During an interview in January 2008, Cogan voiced concerns that the services an independent broker-dealer could provide were becoming commodified-and perhaps even irrelevant. Competition and margin compression were big problems, but worse still was the fact that broker-dealers didn't have enough to offer that was unique. How could a small to mid-size B-D compete with the behemoths, if not on price? Would it be possible to offer something distinctive, he wondered, or would B-Ds suffer from what pediatricians call failure to thrive?

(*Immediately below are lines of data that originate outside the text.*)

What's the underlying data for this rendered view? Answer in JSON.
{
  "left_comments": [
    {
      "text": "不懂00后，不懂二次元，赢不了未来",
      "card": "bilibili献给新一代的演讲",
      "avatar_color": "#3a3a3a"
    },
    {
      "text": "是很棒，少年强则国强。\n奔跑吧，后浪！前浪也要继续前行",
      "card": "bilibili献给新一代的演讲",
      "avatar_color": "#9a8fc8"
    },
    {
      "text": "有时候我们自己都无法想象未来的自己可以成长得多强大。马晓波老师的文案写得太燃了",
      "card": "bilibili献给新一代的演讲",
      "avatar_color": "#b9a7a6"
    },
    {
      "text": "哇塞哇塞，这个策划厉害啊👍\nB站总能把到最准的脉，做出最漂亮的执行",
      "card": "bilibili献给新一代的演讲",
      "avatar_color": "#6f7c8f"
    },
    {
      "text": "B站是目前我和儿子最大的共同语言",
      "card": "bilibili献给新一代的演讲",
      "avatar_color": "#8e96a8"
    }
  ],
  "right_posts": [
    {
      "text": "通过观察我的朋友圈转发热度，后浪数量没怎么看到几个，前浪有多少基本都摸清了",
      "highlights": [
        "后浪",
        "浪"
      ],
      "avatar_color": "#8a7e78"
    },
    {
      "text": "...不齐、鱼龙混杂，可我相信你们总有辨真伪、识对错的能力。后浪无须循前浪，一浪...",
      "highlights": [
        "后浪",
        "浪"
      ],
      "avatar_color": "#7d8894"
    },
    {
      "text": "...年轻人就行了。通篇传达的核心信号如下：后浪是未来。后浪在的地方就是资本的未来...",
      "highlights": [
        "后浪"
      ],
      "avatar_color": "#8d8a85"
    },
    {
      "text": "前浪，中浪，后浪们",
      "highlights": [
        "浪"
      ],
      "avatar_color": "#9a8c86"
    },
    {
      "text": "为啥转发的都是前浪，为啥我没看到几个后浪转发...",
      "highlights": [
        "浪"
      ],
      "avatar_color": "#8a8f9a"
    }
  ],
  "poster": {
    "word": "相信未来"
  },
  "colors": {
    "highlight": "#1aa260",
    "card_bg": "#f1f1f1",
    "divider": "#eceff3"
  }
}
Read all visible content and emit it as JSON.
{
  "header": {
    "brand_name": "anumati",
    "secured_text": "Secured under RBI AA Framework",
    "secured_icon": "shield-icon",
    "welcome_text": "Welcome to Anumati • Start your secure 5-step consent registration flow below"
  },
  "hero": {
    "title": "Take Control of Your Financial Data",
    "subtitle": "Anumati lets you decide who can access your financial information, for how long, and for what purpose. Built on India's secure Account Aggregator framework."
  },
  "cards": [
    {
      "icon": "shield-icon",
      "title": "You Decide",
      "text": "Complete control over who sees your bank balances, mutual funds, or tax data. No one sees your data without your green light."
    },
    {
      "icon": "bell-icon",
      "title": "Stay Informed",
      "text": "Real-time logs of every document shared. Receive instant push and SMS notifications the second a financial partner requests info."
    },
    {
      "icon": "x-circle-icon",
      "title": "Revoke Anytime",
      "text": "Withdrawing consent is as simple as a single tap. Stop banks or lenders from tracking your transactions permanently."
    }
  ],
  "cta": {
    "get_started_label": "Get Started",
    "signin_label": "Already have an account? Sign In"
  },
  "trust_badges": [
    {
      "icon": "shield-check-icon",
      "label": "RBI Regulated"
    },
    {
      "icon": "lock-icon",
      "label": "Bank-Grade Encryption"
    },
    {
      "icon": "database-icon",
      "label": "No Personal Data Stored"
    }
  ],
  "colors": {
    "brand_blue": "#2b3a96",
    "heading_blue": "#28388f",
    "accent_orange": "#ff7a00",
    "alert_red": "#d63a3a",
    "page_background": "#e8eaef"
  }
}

A little over a year later, Cogan and Lynch rolled out Wealth Manager Access-into a storm. Nevertheless, advisors were attracted to the new model. "We didn't anticipate the market," he says. (Who did!) "But it was almost fortuitous because advisors were in motion." Lynch said in December that 350 advisors had migrated over.
AHEAD OF THE PACK?
Thus far, no other broker-dealers have tried the CAI way. Advisors are settling in to a new, less terrifying market and economy, at least for now. Advisors seem to be focusing less on introspection and innovation, and more on seeking growth. As we go to press, a shifting balance of power in the Senate may take financial regulatory reform, once a goad for the entire industry to clean up its act, off Washington's to-do list.
And Wealth Manager Access remains a work in progress. The question remains whether they are ahead of the crowd, or off on a tangent. "We have to get ahead of regulatory reform and show leadership," Lynch says. "Reps and advisors are ahead of us and they know what they need. They'll decide how long we're relevant or they'll replace us. We can innovate or be part of history."